Heeker Flur nach 34 Jahren bereinigt

Neuordnung

HEEK Die Grundstücke von1600 Eigentümern auf einer Fläche von 5000 Hektar neu zu ordnen, ist eine Mammutaufgabe. Nach fast 34 Jahren ist sie jetzt in Heek geschafft - ein Grund zu feiern.

03.07.2009, 20:26 Uhr / Lesedauer: 1 min

Das Wetter hätte nicht besser sein können: Schon bei der Begrüßung durch Jürgen Feldsmann, verantwortlicher Planer im Dezernat 33 der Bezirksregierung Münster, dem früheren Amt für Agrarordnung Coesfeld, strahlte dem erfreulichen Anlass angemessen die Sonne einladend vom Himmel.

Auf dem Marktplatz in Heek hatte sich eine bunte Schar von Gästen zusammengefunden, um zum Abschluss des Flurbereinigungsverfahrens im Rahmen einer Exkursion Revue passieren zu lassen. Feldsmann betonte, dass im Laufe dieses Verfahrens eine Menge Herausforderungen auf die Behörde, insbesondere aber auch auf die Teilnehmergemeinschaft - die Gesamtheit aller betroffenen Grundstückseigentümer - zugekommen sei.

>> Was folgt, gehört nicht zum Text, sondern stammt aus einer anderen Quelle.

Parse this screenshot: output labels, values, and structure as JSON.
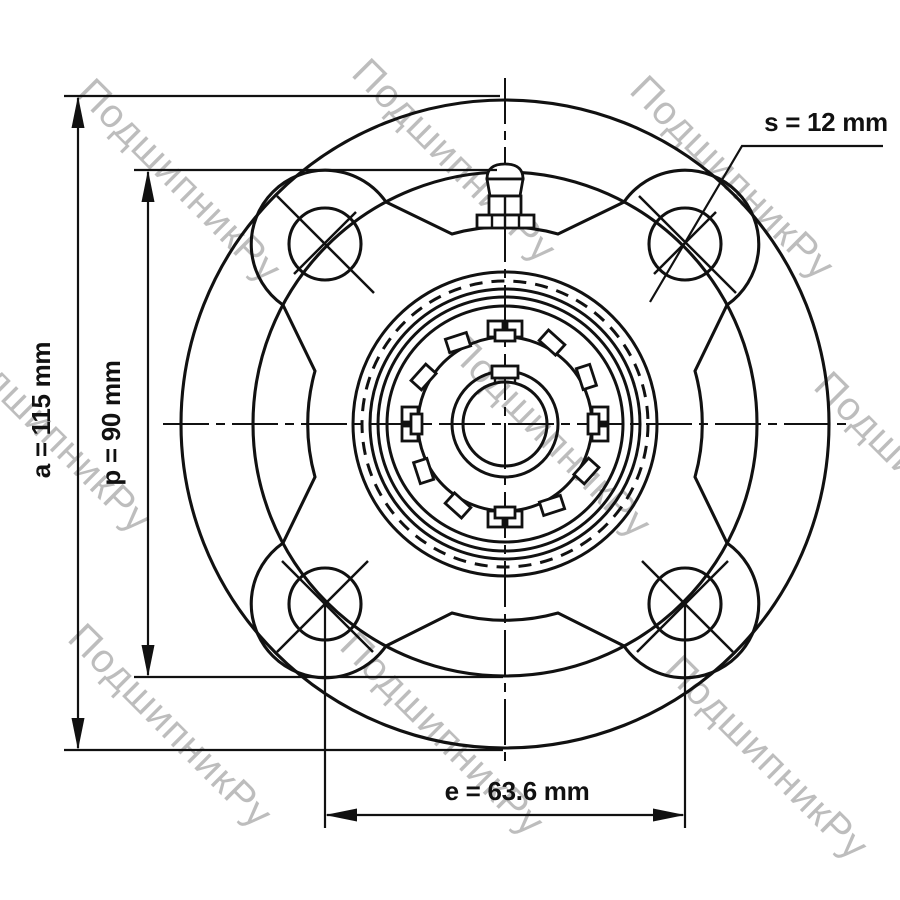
{
  "diagram": {
    "type": "technical-drawing",
    "view": "front view of 4-bolt round flange bearing unit with eccentric locking collar and grease fitting",
    "dimensions": {
      "a": {
        "symbol": "a",
        "value": 115,
        "unit": "mm",
        "label": "a = 115 mm",
        "describes": "flange outer diameter (vertical overall)"
      },
      "p": {
        "symbol": "p",
        "value": 90,
        "unit": "mm",
        "label": "p = 90 mm",
        "describes": "bolt circle / boss diameter (vertical)"
      },
      "s": {
        "symbol": "s",
        "value": 12,
        "unit": "mm",
        "label": "s = 12 mm",
        "describes": "mounting bolt hole diameter"
      },
      "e": {
        "symbol": "e",
        "value": 63.6,
        "unit": "mm",
        "label": "e = 63.6 mm",
        "describes": "horizontal spacing between adjacent bolt hole centers"
      }
    },
    "watermark": {
      "text": "ПодшипникРу",
      "color": "#bdbdbd"
    },
    "colors": {
      "line": "#111111",
      "background": "#ffffff"
    }
  }
}
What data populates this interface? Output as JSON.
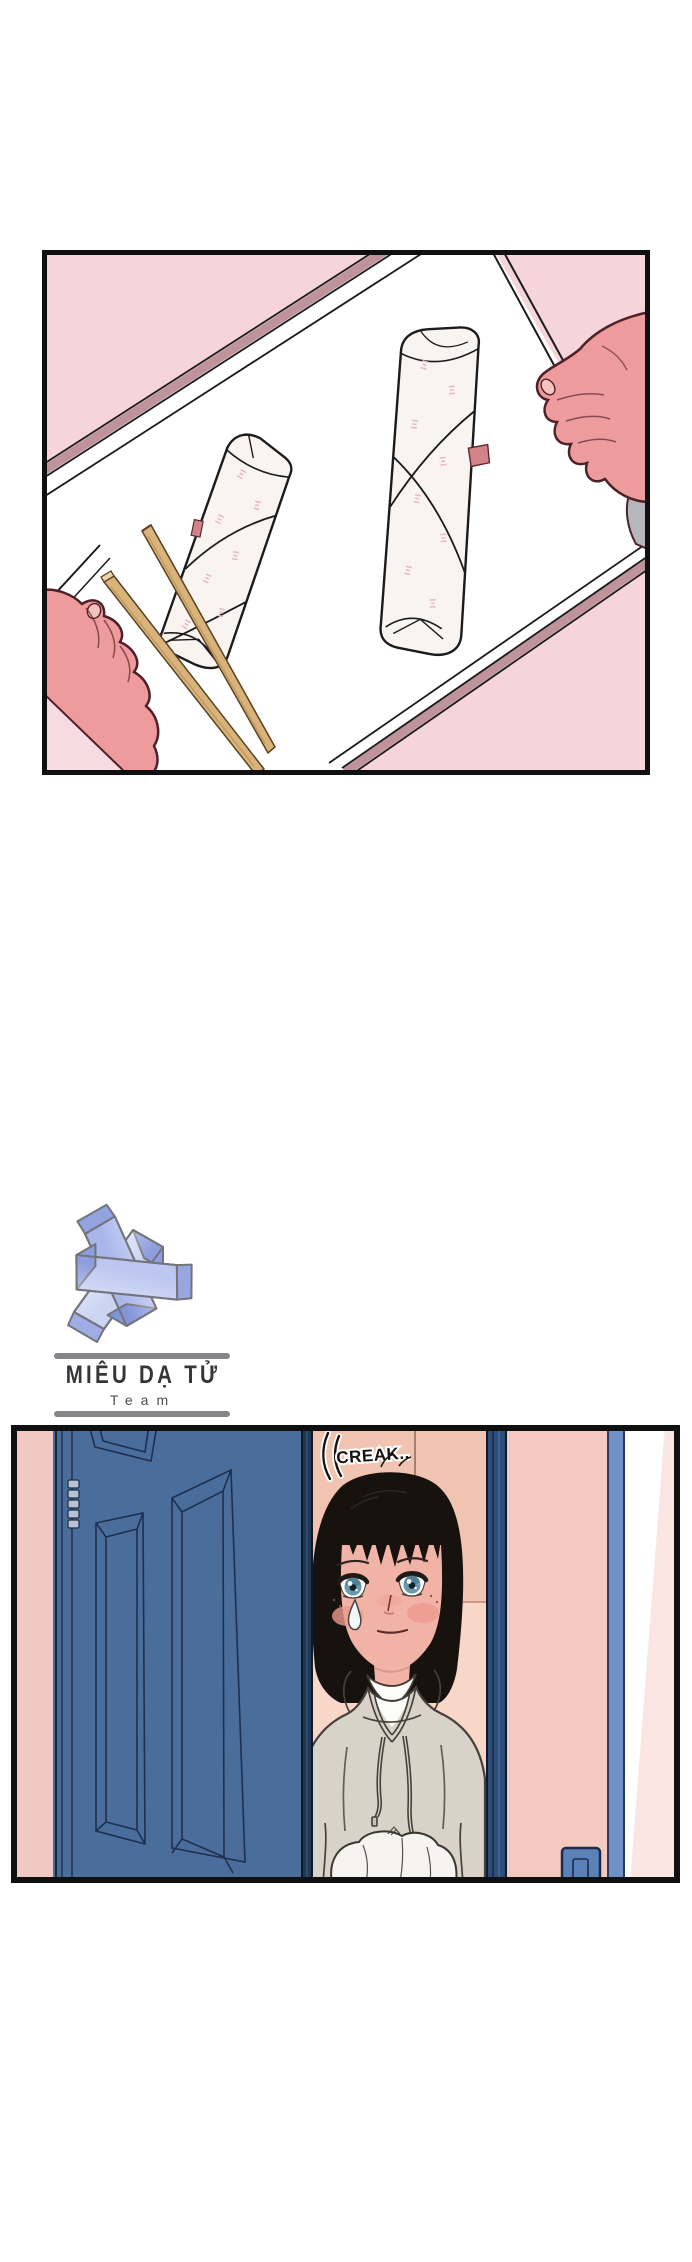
{
  "page": {
    "width": 692,
    "height": 2262,
    "background": "#ffffff"
  },
  "panel1": {
    "colors": {
      "background_pink": "#f5d4da",
      "tray_white": "#ffffff",
      "rim_mauve": "#bf939a",
      "roll_paper": "#faf4f1",
      "roll_text_pink": "#e4bcc6",
      "seal_tab": "#d2838a",
      "chopstick_tan": "#d9b37c",
      "skin_pink": "#ee9b9d",
      "outline_dark": "#4d2127",
      "sleeve_grey": "#b6b7bc",
      "sleeve_pale": "#f6dce2"
    }
  },
  "logo": {
    "title": "MIÊU DẠ TỬ",
    "subtitle": "Team",
    "bar_color": "#85868a",
    "lavender_light": "#ccd4f3",
    "lavender_mid": "#a9b6ea",
    "lavender_deep": "#8d9ddd",
    "outline_grey": "#73757d"
  },
  "panel2": {
    "sfx": "CREAK..",
    "colors": {
      "door_blue": "#4a6d9c",
      "door_line": "#1e3050",
      "door_edge_navy": "#22364f",
      "wall_pink_left": "#f2c8c2",
      "wall_peach_upper": "#f1c3b1",
      "wall_peach_lower": "#f8d7c9",
      "wall_pink_right": "#f3c9c0",
      "frame_navy": "#2e4d78",
      "frame_blue_band": "#6e90c4",
      "highlight_pale_pink": "#fae5e3",
      "hair_black": "#17120e",
      "skin": "#f2b3a7",
      "blush": "#ec9a90",
      "iris_teal": "#6b98ab",
      "hoodie_grey": "#d8d2c8",
      "tee_white": "#fcfcfa",
      "bundle_white": "#f6f4f0",
      "switch_blue": "#5b82b8"
    }
  }
}
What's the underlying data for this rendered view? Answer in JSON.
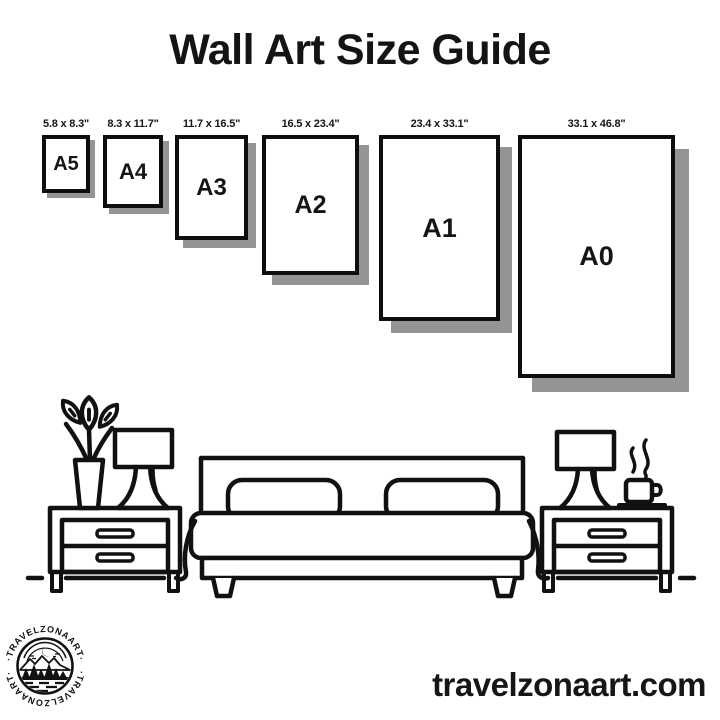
{
  "title": "Wall Art Size Guide",
  "sizes": [
    {
      "name": "A5",
      "dimensions": "5.8 x 8.3\""
    },
    {
      "name": "A4",
      "dimensions": "8.3 x 11.7\""
    },
    {
      "name": "A3",
      "dimensions": "11.7 x 16.5\""
    },
    {
      "name": "A2",
      "dimensions": "16.5 x 23.4\""
    },
    {
      "name": "A1",
      "dimensions": "23.4 x 33.1\""
    },
    {
      "name": "A0",
      "dimensions": "33.1 x 46.8\""
    }
  ],
  "footer": {
    "website": "travelzonaart.com",
    "logo_arc_text_top": "·TRAVELZONAART·",
    "logo_arc_text_bottom": "·TRAVELZONAART·"
  },
  "colors": {
    "ink": "#111111",
    "paper_shadow": "#949494",
    "background": "#ffffff"
  },
  "illustration_icons": [
    "plant-vase-icon",
    "table-lamp-icon",
    "nightstand-icon",
    "double-bed-icon",
    "coffee-cup-icon"
  ]
}
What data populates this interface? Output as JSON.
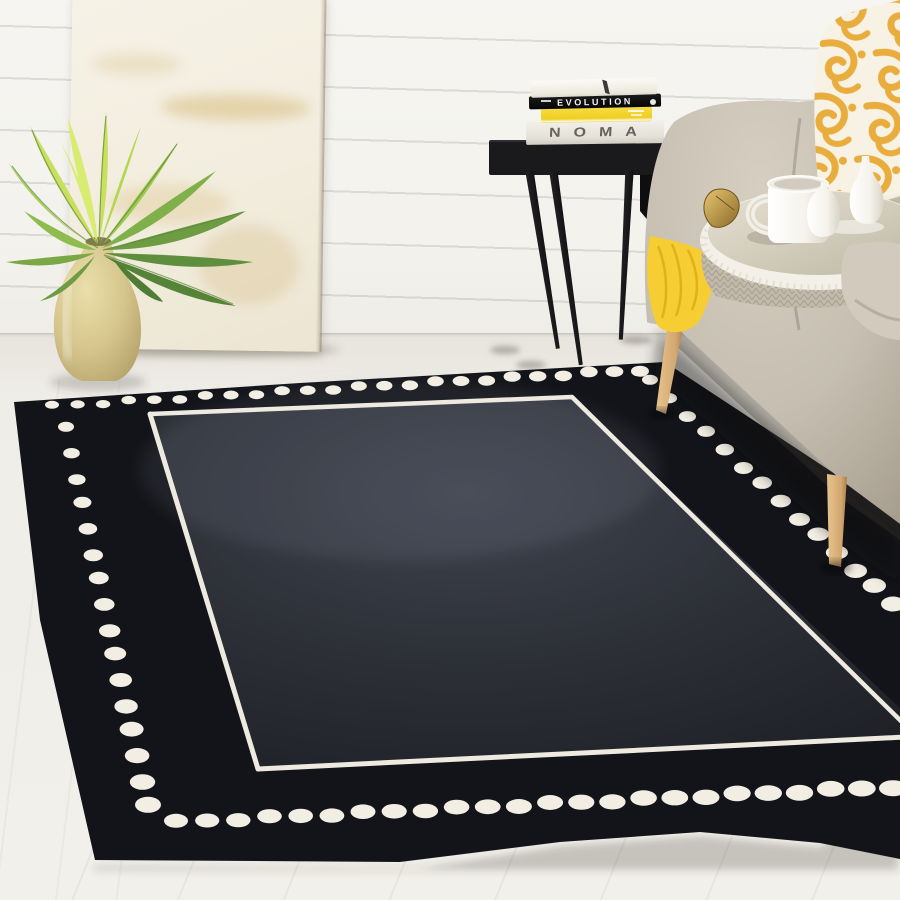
{
  "scene_title": "Living room with black area rug with ivory dotted border",
  "wall": {
    "color": "#f4f3ef",
    "plank_line_color": "#dcd9d1",
    "style": "white shiplap"
  },
  "floor": {
    "color": "#efede7",
    "style": "light wood planks"
  },
  "artwork": {
    "type": "leaning abstract canvas",
    "base_color": "#f4f0e4",
    "accent_color": "#d3af63"
  },
  "plant": {
    "type": "fern",
    "pot_color": "#d9c88f",
    "leaf_colors": [
      "#d9ec72",
      "#c9e05e",
      "#a8cd52",
      "#7fb04a",
      "#5f8f3e"
    ]
  },
  "side_table": {
    "color": "#17171a",
    "books": [
      {
        "title": "",
        "cover_color": "#f6f4ee"
      },
      {
        "title": "EVOLUTION",
        "cover_color": "#101010",
        "text_color": "#f5f5f3"
      },
      {
        "title": "",
        "cover_color": "#f2d62e"
      },
      {
        "title": "NOMA",
        "cover_color": "#e9e6df",
        "text_color": "#67635c"
      }
    ]
  },
  "sofa": {
    "fabric_color": "#c8c1b3",
    "wood_leg_color": "#d9b17c"
  },
  "pillow": {
    "base_color": "#f7f2e4",
    "pattern_color": "#e9ad3e",
    "style": "yellow damask scroll"
  },
  "throw_blanket": {
    "color": "#f6cd33"
  },
  "knit_blanket": {
    "color": "#c2bbac"
  },
  "tray": {
    "rim_color": "#f3f0e8",
    "mirror_color": "#d5cfc0",
    "handle_color": "#c29a44",
    "items": [
      "mug",
      "salt-shaker",
      "bud-vase"
    ]
  },
  "rug": {
    "style": "black wool rug, ivory dotted border with inner line",
    "field_color": "#32353d",
    "border_color": "#131419",
    "dot_color": "#f2eee3",
    "line_color": "#eeeae0"
  }
}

Neben dem großen Ziel der Zusammenlegung von zersplittertem Grundbesitz und somit Verbesserung der Agrarstruktur galt es in der Bodenordnung weiterhin, Flächen für den Neu-/Bau der Autobahn 31, der Bundesstraße 67 und Landstraße 574 landwirtschaftsverträglich auszuweisen. Darüber hinaus sollte das vorhandene Wegenetz an den modernen Wirtschaftsverkehr angepasst und die wasserwirtschaftlichen Verhältnisse verbessert werden. Schließlich standen auch Begehrlichkeiten des Natur- und Landschaftsschutzes im Raum.

44 Kilometer Wege

"Das Flurbereinigungsverfahren hat wesentlichen Anteil an der guten Entwicklung unserer Gemeinde" zeigte sich Bürgermeister Dr. Kai Zwicker von der Leistungsbilanz der Bodenordnung überzeugt. Der Ausbau von 44 Kilometern Wegen und die Bereitstellung von 90 Hektar Wohn- und Gewerbegebietsflächen in Heek seien ein wichtiger Beitrag für die Infrastruktur und die Entwicklung der Gemeinde gewesen.

Beim Stopp an der "Stiege", zu deren Entwicklung die Coesfelder Behörde maßgeblich beitragen habe, erinnerte Zwicker aber auch daran, dass dem Erfolg so manche nicht einfache Diskussion vorangegangen sei. Gleichzeitig bestätige er den Vertretern der Flurbereinigungsbehörde jedoch, dass diese immer das Gemeinwohl und den Ausgleich der verschiedenen, zum Teil kontroversen Interessen im Auge gehalten haben.

Öko-Konto

Dass dabei auch neue Lösungen gefunden wurden, zeige sich an der für damals innovativen Einrichtung eines "Öko-Kontos" am Oldemölle Venneken oder auch an dem Ausbau eines Spurweges, bei dem verkehrstechnische und ökologische Belange unter einen Hut gebracht wurden.